Today’s strategists face a different reality. The days of America’s unchallenged hegemony are ending. Today, the United States confronts renewed great-power competition, escalating fiscal strains, contested technical leadership, and increasingly capable competitors. With limited resources and escalating opportunity costs, strategy must begin where the Constitution begins—with the American person.

 

Our task is to identify those institutions that still serve the constitutional republic; those that need to be adapted; and those that belong to a previous strategic age. Today’s leaders must create the next strategic framework, not preserve the old one. The American people’s confidence, permission and sustained support are America’s greatest strategic advantage, not its military or economics.

 

Carl von Clausewitz understood war to be for political cause. That mission in a constitutional republic starts with the people. National strategy, therefore, is built on the confidence of the public who approve and sustain national defense.

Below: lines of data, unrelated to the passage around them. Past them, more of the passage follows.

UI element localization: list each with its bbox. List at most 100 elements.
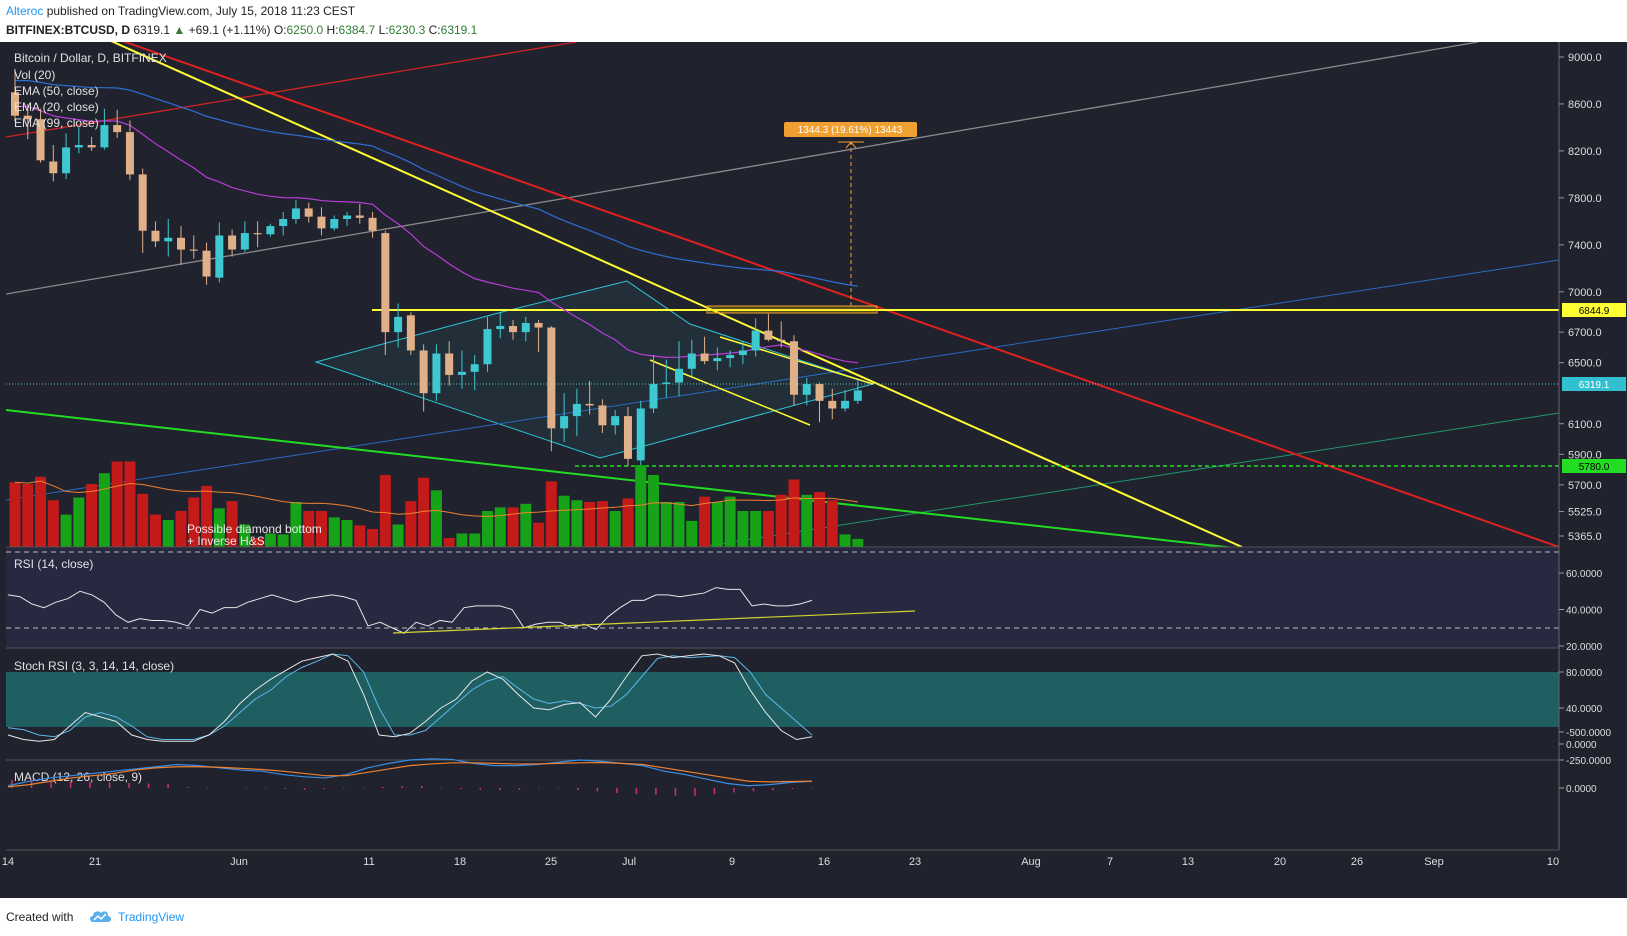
volume-bar [226, 501, 238, 547]
chart-background [0, 42, 1627, 898]
volume-bar [469, 533, 481, 547]
time-tick-label: 21 [89, 856, 101, 868]
time-tick-label: 13 [1182, 856, 1194, 868]
volume-bar [239, 524, 251, 547]
candle-body [445, 353, 454, 375]
price-tick-label: 5900.0 [1568, 449, 1602, 461]
trendline-gray[interactable] [6, 42, 1479, 295]
volume-bar [558, 495, 570, 547]
macd-histogram [11, 779, 813, 796]
resistance-price: 6844.9 [1579, 306, 1610, 317]
time-tick-label: 23 [909, 856, 921, 868]
volume-bar [315, 511, 327, 547]
candle-body [228, 235, 237, 250]
symbol-line: BITFINEX:BTCUSD, D 6319.1 ▲ +69.1 (+1.11… [6, 23, 477, 37]
volume-bar [213, 508, 225, 547]
candle-body [841, 400, 850, 409]
volume-bar [35, 476, 47, 547]
candle-body [534, 322, 543, 328]
trendline-teal[interactable] [699, 412, 1559, 547]
trendline-red-descending[interactable] [6, 42, 1559, 547]
candle-body [764, 330, 773, 340]
volume-bar [188, 497, 200, 547]
volume-bar [124, 461, 136, 547]
volume-bar [660, 502, 672, 547]
price-tick-label: 5365.0 [1568, 531, 1602, 543]
candle-body [113, 125, 122, 133]
candle-body [87, 145, 96, 148]
volume-bar [609, 511, 621, 547]
time-tick-label: 25 [545, 856, 557, 868]
candle-body [700, 353, 709, 362]
candle-body [74, 145, 83, 148]
close-label: C: [428, 23, 441, 37]
time-tick-label: Aug [1021, 856, 1041, 868]
candle-body [164, 237, 173, 242]
candle-body [279, 219, 288, 227]
stoch-title: Stoch RSI (3, 3, 14, 14, close) [14, 659, 174, 673]
candle-body [623, 416, 632, 459]
open-value: 6250.0 [286, 23, 324, 37]
legend-ema99: EMA (99, close) [14, 116, 99, 130]
volume-bar [60, 514, 72, 547]
trendline-blue[interactable] [6, 259, 1559, 501]
publish-info: published on TradingView.com, July 15, 2… [46, 4, 356, 18]
volume-bar [775, 494, 787, 547]
volume-bar [367, 529, 379, 547]
candle-body [738, 350, 747, 356]
time-tick-label: Jul [622, 856, 636, 868]
candle-body [432, 353, 441, 394]
candle-body [189, 249, 198, 251]
up-arrow-icon: ▲ [173, 23, 186, 37]
price-change: +69.1 (+1.11%) [188, 23, 271, 37]
candle-body [381, 233, 390, 333]
price-tick-label: 8600.0 [1568, 99, 1602, 111]
volume-bar [175, 511, 187, 547]
target-zone[interactable] [706, 305, 878, 314]
candle-body [470, 364, 479, 372]
price-tick-label: 7000.0 [1568, 287, 1602, 299]
time-axis[interactable]: 14 21 Jun 11 18 25 Jul 9 16 23 Aug 7 13 20 26 Sep 10 [2, 856, 1559, 868]
rsi-line [7, 587, 813, 634]
stoch-tick-label: 0.0000 [1566, 740, 1597, 751]
volume-bar [686, 520, 698, 547]
legend-vol: Vol (20) [14, 68, 55, 82]
time-tick-label: 16 [818, 856, 830, 868]
candle-body [49, 161, 58, 174]
candle-body [726, 355, 735, 359]
candle-body [521, 322, 530, 333]
time-tick-label: 26 [1351, 856, 1363, 868]
volume-bar [839, 534, 851, 547]
time-tick-label: 20 [1274, 856, 1286, 868]
rsi-trendline[interactable] [392, 610, 916, 634]
candle-body [266, 226, 275, 235]
candle-body [789, 341, 798, 395]
diamond-pattern[interactable] [314, 280, 875, 459]
macd-tick-label: 0.0000 [1566, 784, 1597, 795]
volume-bar [354, 525, 366, 547]
candle-body [215, 235, 224, 278]
volume-bar [392, 524, 404, 547]
chart-canvas[interactable]: 1344.3 (19.61%) 13443 Possible diamond b… [0, 42, 1627, 898]
macd-signal-line [7, 761, 813, 788]
time-tick-label: Jun [230, 856, 248, 868]
author-link[interactable]: Alteroc [6, 4, 44, 18]
volume-bar [648, 475, 659, 547]
stoch-tick-label: 80.0000 [1566, 668, 1603, 679]
price-tick-label: 5700.0 [1568, 480, 1602, 492]
candle-body [240, 233, 249, 250]
tradingview-cloud-icon[interactable] [88, 907, 112, 925]
rsi-tick-label: 20.0000 [1566, 642, 1603, 653]
candle-body [751, 330, 760, 351]
price-axis-ticks: 9000.0 8600.0 8200.0 7800.0 7400.0 7000.0 6700… [1559, 52, 1602, 543]
time-tick-label: 10 [1547, 856, 1559, 868]
stoch-tick-label: 40.0000 [1566, 704, 1603, 715]
candle-body [675, 368, 684, 383]
trendline-yellow-descending[interactable] [6, 42, 1243, 547]
time-tick-label: 11 [363, 856, 374, 868]
candle-body [138, 174, 147, 231]
tradingview-link[interactable]: TradingView [118, 910, 185, 924]
volume-bar [98, 473, 110, 547]
price-tick-label: 5525.0 [1568, 507, 1602, 519]
volume-ma-line [14, 480, 858, 518]
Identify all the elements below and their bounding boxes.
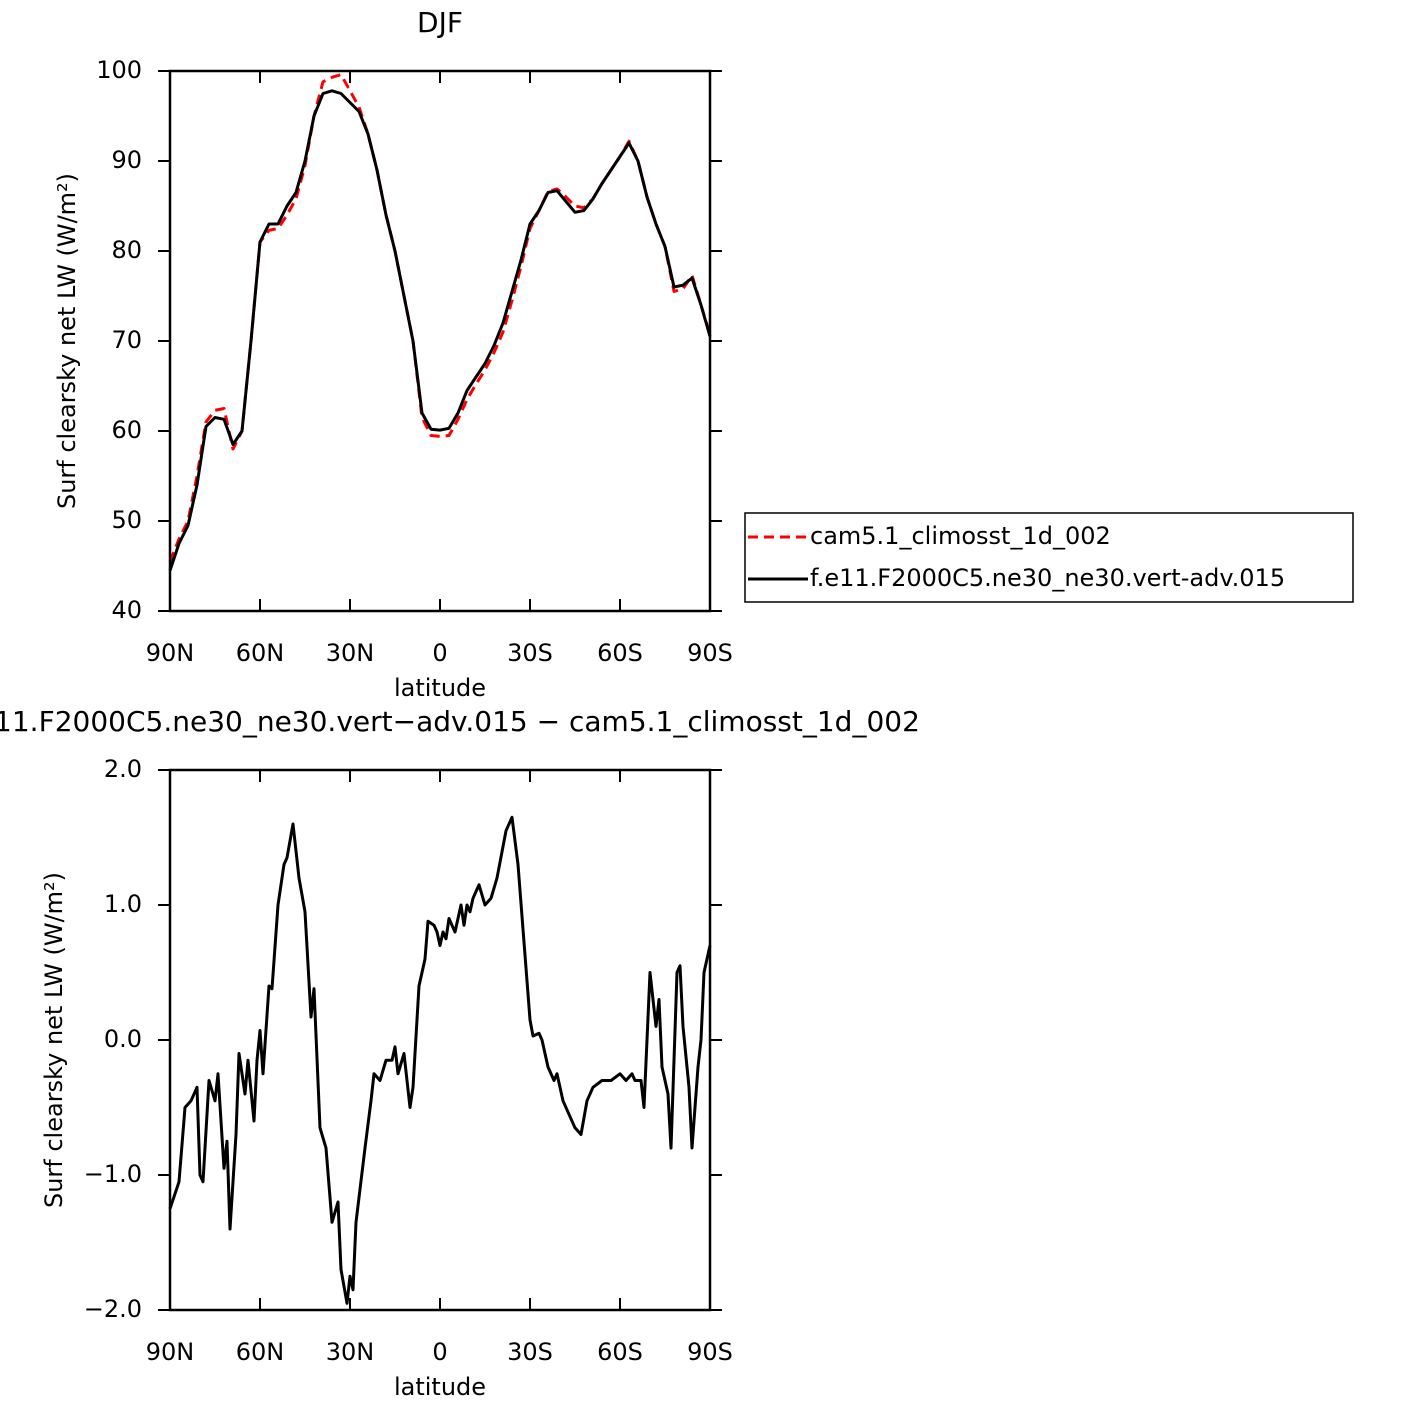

The post-Cold War period showed that power alone cannot sustain American leadership. For strategic success, you need constitutional legitimacy, clear objectives, and devoted commitment to the American people.

 

All foreign commitments cost. All deployments cost resources. Every military action costs something of an American family. Every commitment must be explicable in terms of how it enhances the security, prosperity, liberty, and constitutional interests of the Republic.

 

This is not an argument for isolationism. The United States is still an Atlantic and Pacific power, and international engagement remains vital. But interaction is a means to a purpose, not an end in itself. Foreign policy is to serve the constitutional republic, not vice versa.

 

Every alliance, treaty, deployment and overseas commitment should be able to answer one question: Is it in the long-term interest of the American constitutional republic?

 

If the answer is yes, then it deserves continuous support.

 

If the answer is no, it deserves a revisit.

 

Before politicians undertake any major strategic commitment, they must address four questions:

  1. Does it support the constitutional republic?
  2. Does it advance the long-term security and prosperity of the American people?
  3. Is it realistically capable of meeting its declared political goals?
  4. Can it maintain the informed consent of the American people throughout time?

 

These questions are not barriers to strategy.

 

These are its constitutional roots.

 

A republic rarely fails for want of military strength. More often, they fail because political leaders lose the confidence of the public on whom national authority must ultimately rely. Military strength is a deterrent. Economic power = opportunity. Diplomacy forges partnerships. Technology enhances ability. Nothing is forever when it comes to democratic legitimacy.

 

Democratic legitimacy originates from only one source:

 

The American.

 

The American citizen is not just another stakeholder in national security. The citizen is the constitutional basis of the Republic and the persistent center of gravity of American policy.

 

All enduring American policy originates there.

 

All effective American strategies must finish there.